Now that Trump has, once again, in a tiresome lifetime of such tiresome threatened lawsuits, threatened a lawsuit for defamation against Michael Wolff and his publisher, Holt, I guess it’s time to return to the legal definition of defamation, i.e., libel. (The above link is to The Atlantic’s story about Trump’s threats of suing Wolff.)
Black’s Law Dictionary definition of defamation:
defamation, n. 1. The act of harming the reputation of another by making a false statement to a third person. If the alleged defamation involves a matter of public concern, the plaintiff is constitutionally required to prove both the statement’s falsity and the defendant’s fault. 2. A false written or oral statement that damages another’s reputation.
libel, n. 1. A defamatory statement expressed in a fixed medium, esp. writing but also a picture, sign, or electronic broadcast.
The best line in the above link came in these paragraphs from the New York Times, which quoted the New York Times’s lawyer:
Beyond the actual malice rule, Mr.
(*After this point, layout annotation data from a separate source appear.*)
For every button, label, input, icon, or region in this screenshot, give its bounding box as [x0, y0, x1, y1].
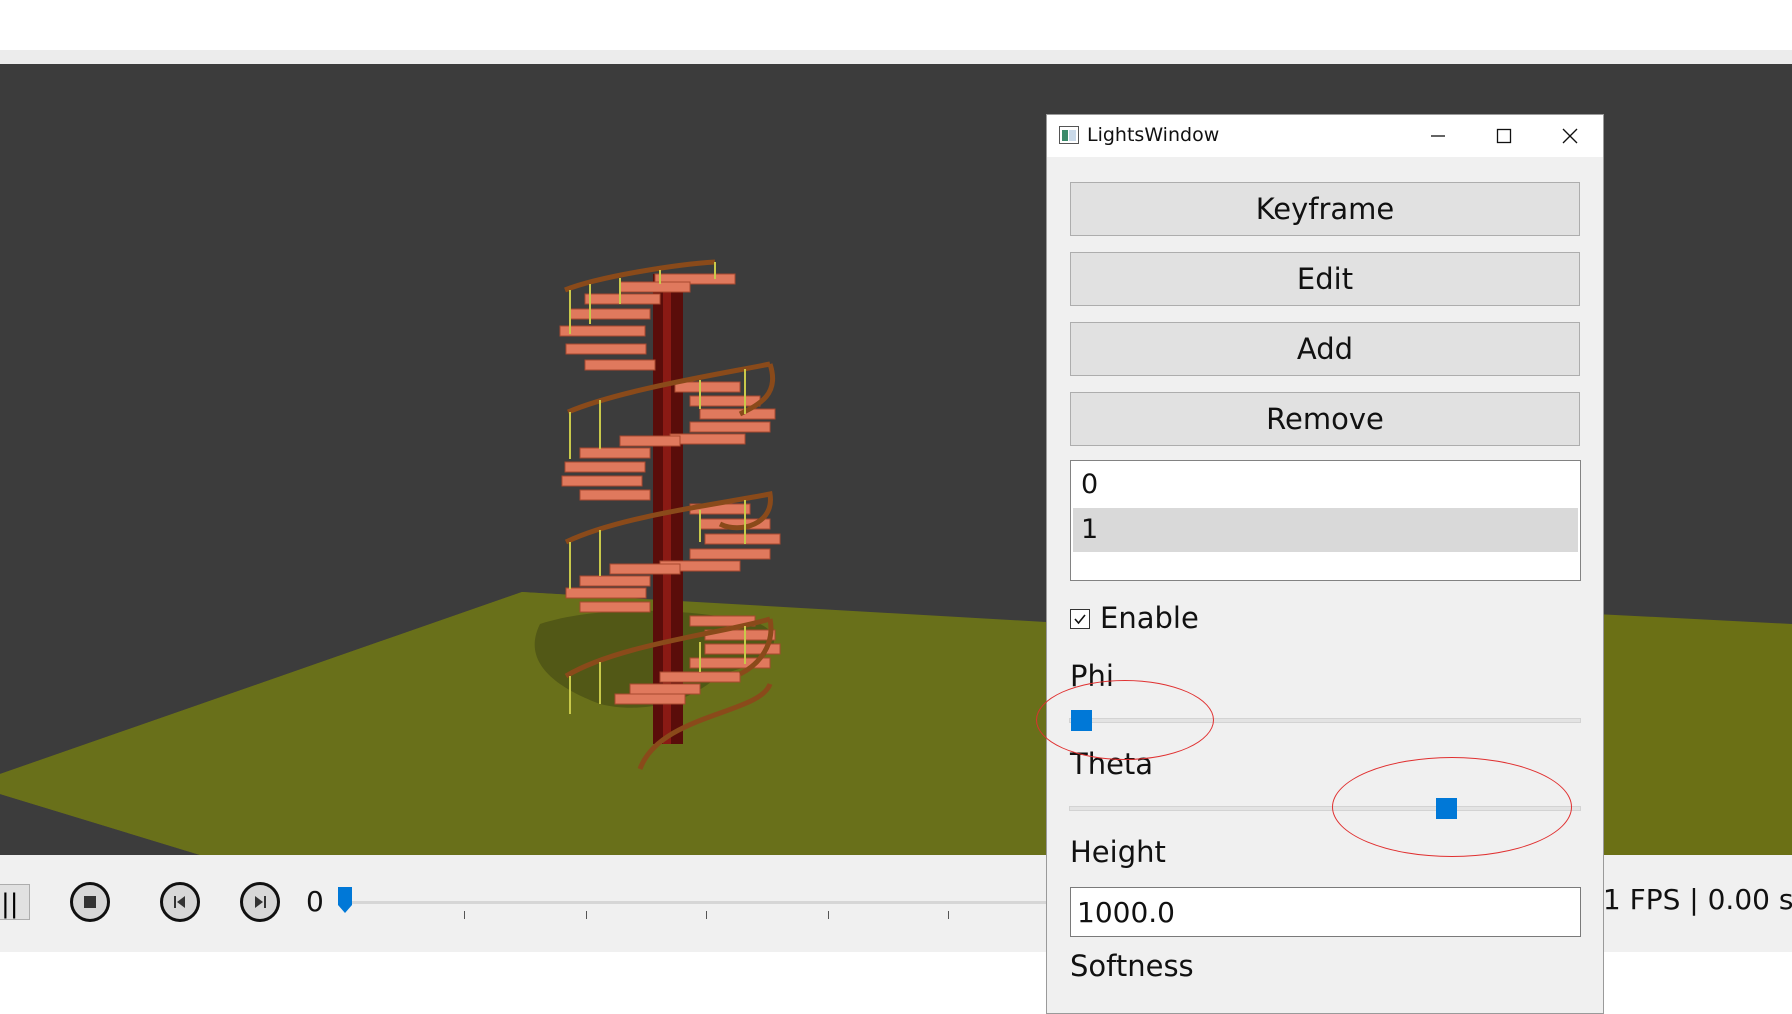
edit-button[interactable]: Edit [1070, 252, 1580, 306]
phi-annotation-circle [1036, 680, 1214, 760]
skip-back-icon [174, 896, 185, 908]
enable-label: Enable [1100, 601, 1199, 635]
theta-annotation-circle [1332, 757, 1572, 857]
list-item[interactable]: 0 [1073, 463, 1578, 507]
lights-window: LightsWindow Keyframe Edit Add Remove 0 … [1046, 114, 1604, 1014]
checkmark-icon [1074, 614, 1086, 625]
remove-button[interactable]: Remove [1070, 392, 1580, 446]
list-item-label: 0 [1081, 469, 1099, 500]
app-window-icon [1059, 126, 1079, 144]
close-button[interactable] [1537, 115, 1603, 157]
add-button[interactable]: Add [1070, 322, 1580, 376]
list-item-label: 1 [1081, 514, 1099, 545]
fps-readout: .1 FPS | 0.00 se [1594, 883, 1792, 916]
timeline-tick [828, 911, 829, 919]
timeline-tick [464, 911, 465, 919]
maximize-button[interactable] [1471, 115, 1537, 157]
keyframe-button[interactable]: Keyframe [1070, 182, 1580, 236]
top-blank-area [0, 0, 1792, 50]
next-frame-button[interactable] [240, 882, 280, 922]
minimize-icon [1431, 135, 1445, 137]
skip-forward-icon [255, 896, 266, 908]
timeline-tick [586, 911, 587, 919]
toolbar-strip [0, 50, 1792, 64]
previous-frame-button[interactable] [160, 882, 200, 922]
pause-button[interactable]: || [0, 884, 30, 920]
softness-label: Softness [1070, 949, 1194, 983]
close-icon [1562, 128, 1578, 144]
timeline-tick [706, 911, 707, 919]
stop-icon [84, 896, 96, 908]
enable-checkbox[interactable] [1070, 609, 1090, 629]
maximize-icon [1496, 128, 1512, 144]
ground-plane-near [0, 592, 1046, 855]
stop-button[interactable] [70, 882, 110, 922]
list-item[interactable]: 1 [1073, 508, 1578, 552]
lights-list[interactable]: 0 1 [1070, 460, 1581, 581]
minimize-button[interactable] [1405, 115, 1471, 157]
timeline-track[interactable] [342, 901, 1062, 904]
timeline-handle[interactable] [338, 887, 352, 913]
frame-counter: 0 [306, 885, 324, 918]
height-input[interactable] [1070, 887, 1581, 937]
timeline-tick [948, 911, 949, 919]
lights-window-titlebar[interactable]: LightsWindow [1047, 115, 1603, 157]
window-title: LightsWindow [1087, 124, 1220, 146]
height-label: Height [1070, 835, 1166, 869]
Trump would have to prove injury to his reputation. As Judge Gorsuch put it in a 2011 opinion, libel law is “about protecting a good reputation honestly earned.”
The state of Mr. Trump’s reputation arose during the presidential campaign, when his lawyers asked for a retraction of an article in The Times that reported on complaints from two women who said Mr. Trump had touched them inappropriately.
Mr. Trump’s lawyers called the article libelous and seemed to threaten to sue. David McCraw, a lawyer for The Times, responded that Mr. Trump’s reputation was too tarnished to allow a successful libel suit.
So, to be a bad (or good) defamer, you have to say something demonstrably false about someone and say it publicly. You’d have to know it was false, so…actual malice. And it would have to demonstrably damage the other guy’s reputation.
If his reputation is already damaged, he’s not going to be able to sue you successfully. He can try, but his case will be dismissed pretty quickly.
Speaking of reputations, there’s a category of potential plaintiffs called Public Participants. (What is Trump, if not a Public Participant?) And to accommodate these Public Participants, there’s an odd little lawsuit thingee called SLAPP, or more therapeutically, anti-SLAPP.
Here’s the full definition from the Public Participation Project, with my bolding:
SLAPPs are Strategic Lawsuits Against Public Participation. These damaging suits chill free speech and healthy debate by targeting those who communicate with their government or speak out on issues of public interest.
SLAPPs are used to silence and harass critics by forcing them to spend money to defend these baseless suits. SLAPP filers don’t go to court to seek justice. Rather, SLAPPS are intended to intimidate those who disagree with them or their activities by draining the target’s financial resources.
SLAPPs are effective because even a meritless lawsuit can take years and many thousands of dollars to defend. To end or prevent a SLAPP, those who speak out on issues of public interest frequently agree to muzzle themselves, apologize, or “correct” statements.
Since Donald Trump is unquestionably a Public Participant, if he continues with his threat to sue Michael Woolf, he’d be trying to silence the criticism in the book. No, no, no.
Which is why a number of states have anti-SLAPP laws — laws that permit someone who has been litigiously SLAPPed by a public figure, like Trump, to sue right back.